Release 1.5.0

A short retro about the made changes and findings

Services

Services have been added to assist your tasks. They can be used to startup databases and other service applications and get attached to the task if needed.

They are similar to tasks but usually are continuously running in the background. Executing tasks that require a service, will trigger a service to start. As soon as they are ready the task can execute. When there are no pending tasks left that need the service, they will be terminated.

There are two types of services hammerkit supports:

Container Services

Similar to docker-compose but offer some further advantages:

  • Ensure services are ready before your tasks uses them with healthchecks.

  • Automatic dns resolution between container task and services

  • Dynamic start/termination of services depending on the need

  • Watch mode for automated restarts on file mounts changes

services:
  postgres:
    image: postgres
    healthcheck:
      cmd: "pg_isready -U postgres"
    ports:
      - 5432

tasks:
  api:
    image: node:alpine
    needs: [postgres]
    cmds:
      - node index.js

Kubernetes services

Use kubectl port-forward to connect pods, services and deployments from kubernetes to your task. Enabling easy integration with staging/development environments and offload the need to run everything on one machine.

services:
  postgres:
    context: staging
    ports:
      - 5432:5432
    selector:
      type: deployment
      name: postgres

tasks:
  api:
    image: node
    needs: [postgres]
    cmds:
      - node index.js

Labels

Labels got added to categorize tasks and services. Allowing to group or divide tasks from each other.
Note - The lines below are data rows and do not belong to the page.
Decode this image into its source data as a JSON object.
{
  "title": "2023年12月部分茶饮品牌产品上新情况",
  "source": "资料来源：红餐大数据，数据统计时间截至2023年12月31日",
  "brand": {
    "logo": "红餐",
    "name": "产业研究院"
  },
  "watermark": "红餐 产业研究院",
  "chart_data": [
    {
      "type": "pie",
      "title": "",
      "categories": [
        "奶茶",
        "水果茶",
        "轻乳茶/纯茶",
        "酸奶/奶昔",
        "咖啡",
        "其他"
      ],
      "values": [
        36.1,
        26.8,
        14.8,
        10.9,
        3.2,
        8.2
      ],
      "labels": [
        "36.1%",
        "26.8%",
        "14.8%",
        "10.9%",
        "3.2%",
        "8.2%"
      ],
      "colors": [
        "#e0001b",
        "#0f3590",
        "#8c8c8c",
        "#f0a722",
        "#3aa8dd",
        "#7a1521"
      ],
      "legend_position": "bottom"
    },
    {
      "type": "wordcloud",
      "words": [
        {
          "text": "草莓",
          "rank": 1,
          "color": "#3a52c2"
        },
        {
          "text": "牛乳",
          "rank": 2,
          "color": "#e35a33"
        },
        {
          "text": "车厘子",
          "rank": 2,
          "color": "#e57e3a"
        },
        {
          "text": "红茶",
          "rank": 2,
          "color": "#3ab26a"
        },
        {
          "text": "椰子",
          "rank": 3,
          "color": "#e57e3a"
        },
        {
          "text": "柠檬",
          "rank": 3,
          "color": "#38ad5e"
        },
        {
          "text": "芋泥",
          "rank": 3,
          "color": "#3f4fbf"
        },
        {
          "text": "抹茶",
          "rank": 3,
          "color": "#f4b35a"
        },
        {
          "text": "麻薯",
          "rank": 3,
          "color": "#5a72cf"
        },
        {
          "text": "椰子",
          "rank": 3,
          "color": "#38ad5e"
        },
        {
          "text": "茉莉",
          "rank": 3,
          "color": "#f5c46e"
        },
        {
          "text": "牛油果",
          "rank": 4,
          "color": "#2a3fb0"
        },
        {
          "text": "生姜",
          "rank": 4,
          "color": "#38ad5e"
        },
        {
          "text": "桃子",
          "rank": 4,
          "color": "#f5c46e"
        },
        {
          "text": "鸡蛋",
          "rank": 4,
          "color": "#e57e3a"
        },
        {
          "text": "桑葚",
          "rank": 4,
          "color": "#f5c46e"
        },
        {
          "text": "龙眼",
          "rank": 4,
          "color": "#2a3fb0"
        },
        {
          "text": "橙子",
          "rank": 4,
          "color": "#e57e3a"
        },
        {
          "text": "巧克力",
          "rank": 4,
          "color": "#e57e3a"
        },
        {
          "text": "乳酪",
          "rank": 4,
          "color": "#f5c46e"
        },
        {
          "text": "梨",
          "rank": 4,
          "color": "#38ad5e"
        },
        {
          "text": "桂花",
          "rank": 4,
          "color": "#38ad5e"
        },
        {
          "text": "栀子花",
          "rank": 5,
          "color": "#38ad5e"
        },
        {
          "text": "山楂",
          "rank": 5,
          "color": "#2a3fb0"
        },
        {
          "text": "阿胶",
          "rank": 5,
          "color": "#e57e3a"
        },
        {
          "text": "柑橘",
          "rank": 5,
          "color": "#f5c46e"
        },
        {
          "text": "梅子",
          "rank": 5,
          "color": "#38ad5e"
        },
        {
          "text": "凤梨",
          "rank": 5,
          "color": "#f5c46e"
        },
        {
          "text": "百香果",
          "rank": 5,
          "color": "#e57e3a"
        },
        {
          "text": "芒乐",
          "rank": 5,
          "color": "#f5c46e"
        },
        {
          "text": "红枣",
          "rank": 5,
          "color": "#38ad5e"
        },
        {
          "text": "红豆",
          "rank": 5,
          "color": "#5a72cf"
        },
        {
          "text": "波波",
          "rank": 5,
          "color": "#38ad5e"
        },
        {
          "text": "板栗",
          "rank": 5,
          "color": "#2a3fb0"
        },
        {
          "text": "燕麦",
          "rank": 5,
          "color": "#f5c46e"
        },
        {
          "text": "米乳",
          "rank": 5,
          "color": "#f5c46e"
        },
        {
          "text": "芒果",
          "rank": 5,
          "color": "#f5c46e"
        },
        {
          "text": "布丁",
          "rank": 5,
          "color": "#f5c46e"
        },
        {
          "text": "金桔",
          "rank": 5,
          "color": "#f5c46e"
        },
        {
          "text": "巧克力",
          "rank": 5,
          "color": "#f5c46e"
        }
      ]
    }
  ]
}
The cli commands exec, store/restore, clean, validate and ls support label arguments to limit the scope.

The new --filter, -f option allows to reduce to scope to tasks/services only matching the specified label. For example task clean --filter project=a will only run the clean command on tasks that have the label project=a or are a dependency of such a task.

The other new --exclude, -e option works the opposite way and reduces the scope to task/services that do not have a matching label. For example task -e project=a will execute all tasks that do not have a label project=a.

Further examples and uses cases can be found here.

CLI start performance

The cli responsiveness has been improved by reading tasks and service definition as late as possible. Before the build file was parsed on startup including all references/includes. This was needed for the preparation of the cli and help page that displayed all available tasks.

With the new redesign it's not needed until the moment of execution of a specific task or the new ls command.